Mas Alison queria que ele soubesse da verdade pela boca dela. Não pela de seu pai. Não de qualquer outra maneira improvável.
Entretanto, aquele momento não era o mais propício para a verdade finalmente aparecer.
Mas, afinal, quando era?
Qual era o momento adequado pra revelar a um garoto órfão que a sua falecida mãe houvera traído o seu pai, e lhe omitido um segredo durante a vida inteira?
Qual era o momento para dizer que o seu falecido pai, não era seu pai verdadeiro?
Qual era o momento para contar que a garota que amava jamais poderia lhe pertencer totalmente, porque era, na verdade, sua meia-irmã?
Não existia momento adequado, e Alison era inteligente o suficiente pra ser capaz de entender esse fato.
Era inteligente o suficiente para perceber que, se nunca seria o momento adequado, o momento adequado era aquele.
— John! — ela ganhou distância para raciocinar o que, cedo ou tarde, precisava ser dito. Ele assentiu, esperou que ela prosseguisse, mas, talvez pela primeira vez em sua vida, Alison Grace fraquejou. — Não é nada.
Ela enxugou as lágrimas e fungou.
— Fala.
— O que você pretende fazer daqui em diante?
Mas, ao contrário de Alison Grace, John não tinha um plano para todas as coisas. Aliás, tinha desistido de planos logo da primeira vez que o universo destruiu todos eles. Ele não tinha planos para a noite, ou para o resto da vida dele. No momento, o seu único plano era ficar com ela, mesmo que não fizesse ideia de como.

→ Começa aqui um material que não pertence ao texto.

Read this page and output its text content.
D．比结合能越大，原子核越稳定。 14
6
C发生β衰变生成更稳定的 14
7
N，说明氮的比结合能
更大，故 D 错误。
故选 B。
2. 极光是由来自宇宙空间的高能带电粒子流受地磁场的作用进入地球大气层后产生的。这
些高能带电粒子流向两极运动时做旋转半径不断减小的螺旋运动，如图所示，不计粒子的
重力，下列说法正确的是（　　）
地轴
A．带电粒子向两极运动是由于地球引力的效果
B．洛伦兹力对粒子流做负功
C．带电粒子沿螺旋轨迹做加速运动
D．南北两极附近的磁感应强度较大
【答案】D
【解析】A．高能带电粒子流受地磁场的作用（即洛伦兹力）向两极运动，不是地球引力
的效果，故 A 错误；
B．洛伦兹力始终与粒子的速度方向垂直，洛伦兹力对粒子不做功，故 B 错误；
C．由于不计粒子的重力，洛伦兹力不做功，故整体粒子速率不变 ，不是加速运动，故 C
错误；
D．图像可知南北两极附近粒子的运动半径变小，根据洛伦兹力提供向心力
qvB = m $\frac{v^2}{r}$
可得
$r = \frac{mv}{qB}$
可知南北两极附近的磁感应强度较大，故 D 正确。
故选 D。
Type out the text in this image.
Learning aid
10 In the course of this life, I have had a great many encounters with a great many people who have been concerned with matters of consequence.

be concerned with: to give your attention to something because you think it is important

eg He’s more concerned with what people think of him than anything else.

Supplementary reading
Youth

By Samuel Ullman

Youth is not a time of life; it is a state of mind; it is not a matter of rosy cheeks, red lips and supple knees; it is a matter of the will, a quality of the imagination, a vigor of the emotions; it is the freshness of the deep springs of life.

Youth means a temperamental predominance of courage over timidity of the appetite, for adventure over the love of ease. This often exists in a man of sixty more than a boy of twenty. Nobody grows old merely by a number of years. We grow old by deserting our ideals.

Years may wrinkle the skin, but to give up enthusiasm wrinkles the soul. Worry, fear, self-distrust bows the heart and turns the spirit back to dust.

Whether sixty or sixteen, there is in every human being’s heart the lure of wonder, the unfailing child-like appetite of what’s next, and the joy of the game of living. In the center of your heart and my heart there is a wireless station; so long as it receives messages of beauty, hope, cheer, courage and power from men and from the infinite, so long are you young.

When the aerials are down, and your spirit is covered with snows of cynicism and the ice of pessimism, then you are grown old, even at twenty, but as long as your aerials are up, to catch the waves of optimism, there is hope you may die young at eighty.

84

— O meu plano por enquanto é viver — foi sua resposta. — Porque, cedo ou tarde, todo mundo vai morrer mesmo.
E isso soava quase como humor ácido vindo de alguém que houvera perdido o pai há algumas semanas.
— Você podia ficar na minha casa — ela falou. — Só até as coisas se ajeitarem. Nós temos um quarto de hóspedes.
Ele riu. Um riso sincero. Não tinha rido muito nos últimos tempos. Não desde o velório. Sacodiu a cabeça negando o convite.
— Bennet não gostaria muito da ideia — admitiu.
— O meu pai falou alguma coisa pra você?
A garota sentiu o coração acelerar. Bennet jamais revelou à filha qual fora o tom da sua conversa com John no dia do velório, e então, naquele instante, o cérebro de Alison Grace começou a processar uma centena de probabilidades diferentes, como um computador de alto desempenho.
E se Bennet tivesse contado?
E se John soubesse a verdade e também estivesse omitindo dela?
E se ele a houvesse beijado daquela maneira, mesmo sabendo do laço de sangue entre eles?
Bom, ela o houvera beijado mesmo sabendo daquele laço. O que isso significava?
Mas, enquanto a sua cabeça descia em uma espiral de pensamentos, a verdade era muito mais simples e direta, então John confessou sem rodeios:
— Ele me pediu pra ficar longe de você. E me deu um cheque de cem mil dólares pra não tocar nesse assunto.
Foi como se o queixo de Alison houvesse caído. Ela demorou alguns instantes para processar a informação.
— Qual assunto? — perguntou vacilante.
— Nesse. — John franziu o cenho. — De que ele me mandou me afastar de você.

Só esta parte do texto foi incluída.